Senator: Net neutrality may not happen

Senate Commerce Chairman Ted Stevens seems lukewarm to mandatory Net neutrality, and analysts say it's not a good idea.

Declan McCullagh Former Senior Writer
Declan McCullagh is the chief political correspondent for CNET. You can e-mail him or follow him on Twitter as declanm. Declan previously was a reporter for Time and the Washington bureau chief for Wired and wrote the Taking Liberties section and Other People's Money column for CBS News' Web site.
Declan McCullagh
3 min read
A key senator said Tuesday that a much-anticipated proposal to overhaul U.S. telecommunications laws may not require network providers to follow Net neutrality principles.

Ted Stevens, the Alaska Republican who chairs the Commerce Committee, told reporters that he supports the idea of Net neutrality--that is, legally requiring network providers to treat everyone equally--in principle.
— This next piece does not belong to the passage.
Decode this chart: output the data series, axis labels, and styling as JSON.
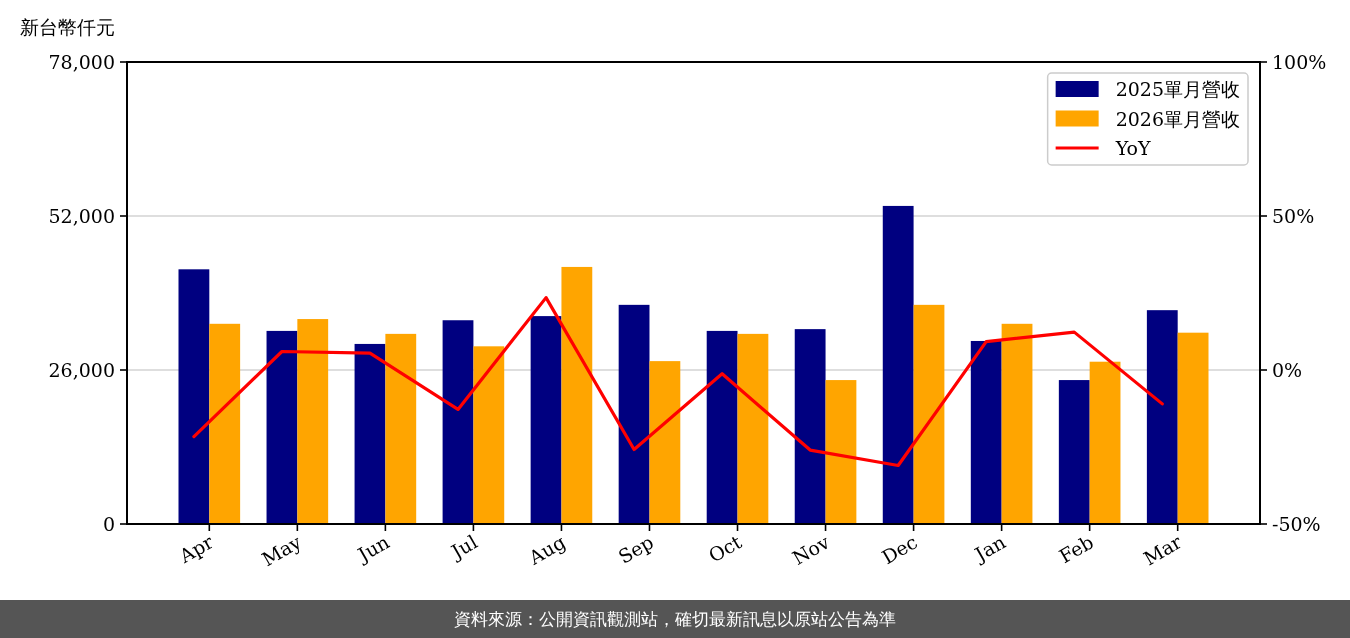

"But I don't know yet what's going to be in the bill," Stevens added, according to a transcript. "It's going to take votes of the committee to put things in the bill. We're going to have an enormous number of items that people want to put in."

Because Stevens' committee is the Senate panel responsible for updating the 1996 Telecommunications Act, his lukewarm endorsement of Net neutrality could be a setback for companies that have been pressing for it to be mandated by law. Google, Microsoft, Yahoo, eBay, Amazon.com, Skype and liberal advocacy groups have been pressing Congress for strict laws in this area.

Net neutrality, also called network neutrality, is the idea that the companies that own the broadband pipes should not be able to configure their networks in a way that plays favorites--allowing them, for example, to transmit their own services at faster speeds, or to charge Net content and application companies a fee for similar fast delivery.

Executives at Verizon Communications, BellSouth and the newly merged AT&T and SBC Communications have recently talked about the desirability of a two-tiered Internet in which some services--especially video--would be favored over others. Those companies are spending billions to improve their networks and appear to be trying to find new sources of revenue.

During an afternoon hearing before Stevens' committee, some Wall Street analysts expressed skepticism that aggressive new laws on Net neutrality were necessary.

"The very idea that third parties who benefit from Internet infrastructure investments--say, Google and Yahoo--might economically contribute in some way to these costs has been roundly greeted as if it is a threat to basic liberties," said Craig Moffett, an equity research analyst at Sanford Bernstein who studies the cable and satellite sector.

If some of the current proposals for Net neutrality were enacted, it would, Moffett said, "likely trigger a host of unintended consequences. Mandated 'Net Neutrality' would further sour Wall Street's taste for broadband infrastructure investments, making it increasingly difficult to sustain the necessary capital investments."

Sen. Ron Wyden, an Oregon Democrat, introduced a bill this month that would bar network providers from blocking or degrading Internet connections and favoring those of companies that pay for peppier access.

Aryeh Bourkoff, managing director and senior analyst at UBS who follows the cable TV, satellite and entertainment sectors, also testified that a welter of regulations would be premature.

"I believe that it is too early to introduce regulation on key issues such as a la carte packaging and pricing and on Net neutrality as the market is still in its early stages," Bourkoff said. "Instead, I feel that at this point it is essential that market forces and consumer demand drive the economic model."

In a statement released this month, Cisco Systems said it supported the general principles of Net neutrality but also warned that "imposing specific network neutrality rules now to address hypothetical problems would only compound the problem." Rather, Cisco said, the Federal Communications Commission could take specific actions if warranted--even without new legal authority.